Apesar de reconhecer que, em virtude dos jogos das selecções, era impossível outra data, o treinador sublinhou ainda que “não há nenhum jogador de futebol que em 72 horas consiga recuperar na sua plenitude”, pelo que vai “avaliar melhor a condição de alguns atletas”, apesar de já ter um onze “muito bem definido” na cabeça.

Sem revelar a equipa que espera apresentar, Pedro Martins pediu que o grupo se exiba ao nível da segunda parte, a “roçar a perfeição” táctica, ante o conjunto francês, a seu ver de valia próxima da do Benfica.

O técnico realçou ainda que, depois dos triunfos sobre o Marselha e o Aves [3-1], para I Liga, a “disponibilidade para o treino, quer física, quer mental” tem sido total.
“A equipa está bem, confiante, a aliar os bons resultados destes dois últimos jogos ao rendimento que já vinha dos jogos anteriores', salientou, referindo que nota ainda uma !alegria no balneário completamente diferente”.

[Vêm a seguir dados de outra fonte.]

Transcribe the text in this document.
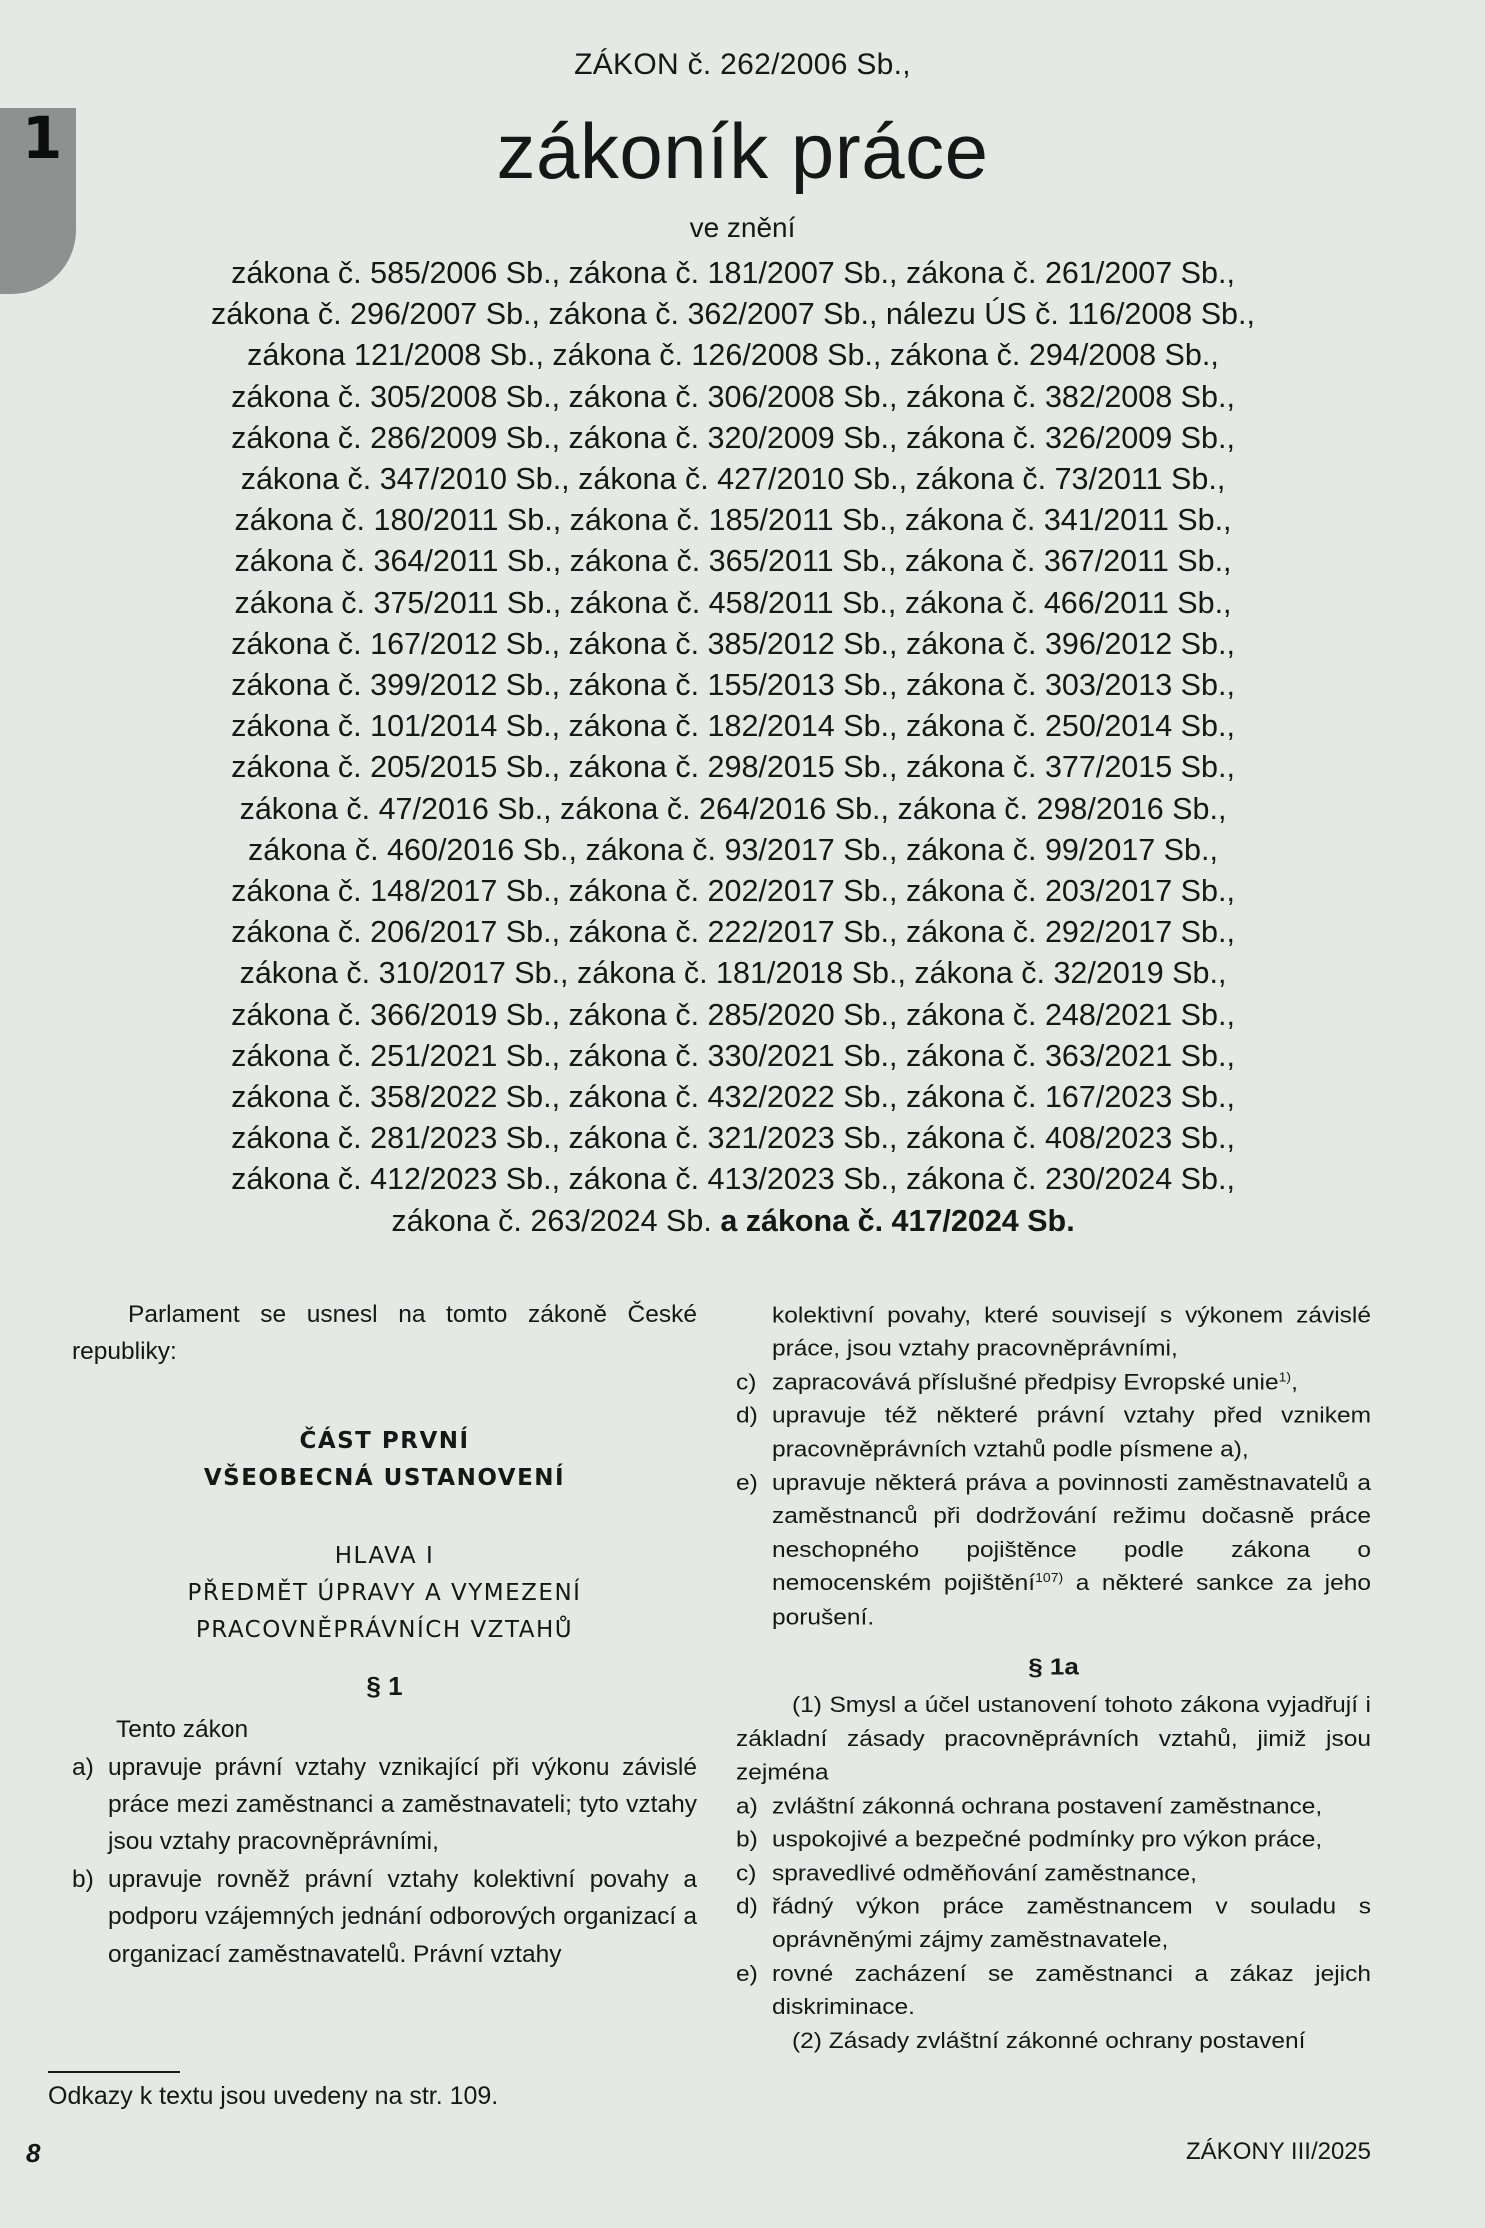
1
ZÁKON č. 262/2006 Sb.,
zákoník práce
ve znění
zákona č. 585/2006 Sb., zákona č. 181/2007 Sb., zákona č. 261/2007 Sb.,
zákona č. 296/2007 Sb., zákona č. 362/2007 Sb., nálezu ÚS č. 116/2008 Sb.,
zákona 121/2008 Sb., zákona č. 126/2008 Sb., zákona č. 294/2008 Sb.,
zákona č. 305/2008 Sb., zákona č. 306/2008 Sb., zákona č. 382/2008 Sb.,
zákona č. 286/2009 Sb., zákona č. 320/2009 Sb., zákona č. 326/2009 Sb.,
zákona č. 347/2010 Sb., zákona č. 427/2010 Sb., zákona č. 73/2011 Sb.,
zákona č. 180/2011 Sb., zákona č. 185/2011 Sb., zákona č. 341/2011 Sb.,
zákona č. 364/2011 Sb., zákona č. 365/2011 Sb., zákona č. 367/2011 Sb.,
zákona č. 375/2011 Sb., zákona č. 458/2011 Sb., zákona č. 466/2011 Sb.,
zákona č. 167/2012 Sb., zákona č. 385/2012 Sb., zákona č. 396/2012 Sb.,
zákona č. 399/2012 Sb., zákona č. 155/2013 Sb., zákona č. 303/2013 Sb.,
zákona č. 101/2014 Sb., zákona č. 182/2014 Sb., zákona č. 250/2014 Sb.,
zákona č. 205/2015 Sb., zákona č. 298/2015 Sb., zákona č. 377/2015 Sb.,
zákona č. 47/2016 Sb., zákona č. 264/2016 Sb., zákona č. 298/2016 Sb.,
zákona č. 460/2016 Sb., zákona č. 93/2017 Sb., zákona č. 99/2017 Sb.,
zákona č. 148/2017 Sb., zákona č. 202/2017 Sb., zákona č. 203/2017 Sb.,
zákona č. 206/2017 Sb., zákona č. 222/2017 Sb., zákona č. 292/2017 Sb.,
zákona č. 310/2017 Sb., zákona č. 181/2018 Sb., zákona č. 32/2019 Sb.,
zákona č. 366/2019 Sb., zákona č. 285/2020 Sb., zákona č. 248/2021 Sb.,
zákona č. 251/2021 Sb., zákona č. 330/2021 Sb., zákona č. 363/2021 Sb.,
zákona č. 358/2022 Sb., zákona č. 432/2022 Sb., zákona č. 167/2023 Sb.,
zákona č. 281/2023 Sb., zákona č. 321/2023 Sb., zákona č. 408/2023 Sb.,
zákona č. 412/2023 Sb., zákona č. 413/2023 Sb., zákona č. 230/2024 Sb.,
zákona č. 263/2024 Sb. a zákona č. 417/2024 Sb.

Parlament se usnesl na tomto zákoně České republiky:

ČÁST PRVNÍ

VŠEOBECNÁ USTANOVENÍ

HLAVA I

PŘEDMĚT ÚPRAVY A VYMEZENÍ

PRACOVNĚPRÁVNÍCH VZTAHŮ

§ 1

Tento zákon

a) upravuje právní vztahy vznikající při výkonu závislé práce mezi zaměstnanci a zaměstnavateli; tyto vztahy jsou vztahy pracovněprávními,
b) upravuje rovněž právní vztahy kolektivní povahy a podporu vzájemných jednání odborových organizací a organizací zaměstnavatelů. Právní vztahy

kolektivní povahy, které souvisejí s výkonem závislé práce, jsou vztahy pracovněprávními,

c) zapracovává příslušné předpisy Evropské unie$^{1)}$,
d) upravuje též některé právní vztahy před vznikem pracovněprávních vztahů podle písmene a),
e) upravuje některá práva a povinnosti zaměstnavatelů a zaměstnanců při dodržování režimu dočasně práce neschopného pojištěnce podle zákona o nemocenském pojištění$^{107)}$ a některé sankce za jeho porušení.

§ 1a

(1) Smysl a účel ustanovení tohoto zákona vyjadřují i základní zásady pracovněprávních vztahů, jimiž jsou zejména

a) zvláštní zákonná ochrana postavení zaměstnance,
b) uspokojivé a bezpečné podmínky pro výkon práce,
c) spravedlivé odměňování zaměstnance,
d) řádný výkon práce zaměstnancem v souladu s oprávněnými zájmy zaměstnavatele,
e) rovné zacházení se zaměstnanci a zákaz jejich diskriminace.

(2) Zásady zvláštní zákonné ochrany postavení

Odkazy k textu jsou uvedeny na str. 109.
8	ZÁKONY III/2025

O Vitória de Guimarães vai encontrar uma equipa que, para Pedro Martins, além de estar mais fresca, é também forte e capaz e mantém a mesma estrutura do ano passado, com “rotinas iguais”, apesar de ter perdido três jogadores importantes.
Os vimaranenses têm ainda um histórico recente desfavorável com as águias - desde o triunfo na final da Taça de Portugal, em maio de 2013 (2-1), averbaram um empate e dez derrotas, a última já nesta época, para a Supertaça (3-1) -, com Pedro Martins a dizer que as probabilidades de triunfar “aumentam a cada ano que não se consiga vencer”.

O técnico vitoriano salientou ainda que o rendimento defensivo nos dois últimos jogos - um golo sofrido - se deve ao crescimento da equipa e à consolidação de novas rotinas após as lesões do guarda-redes Douglas e do central Pedro Henrique.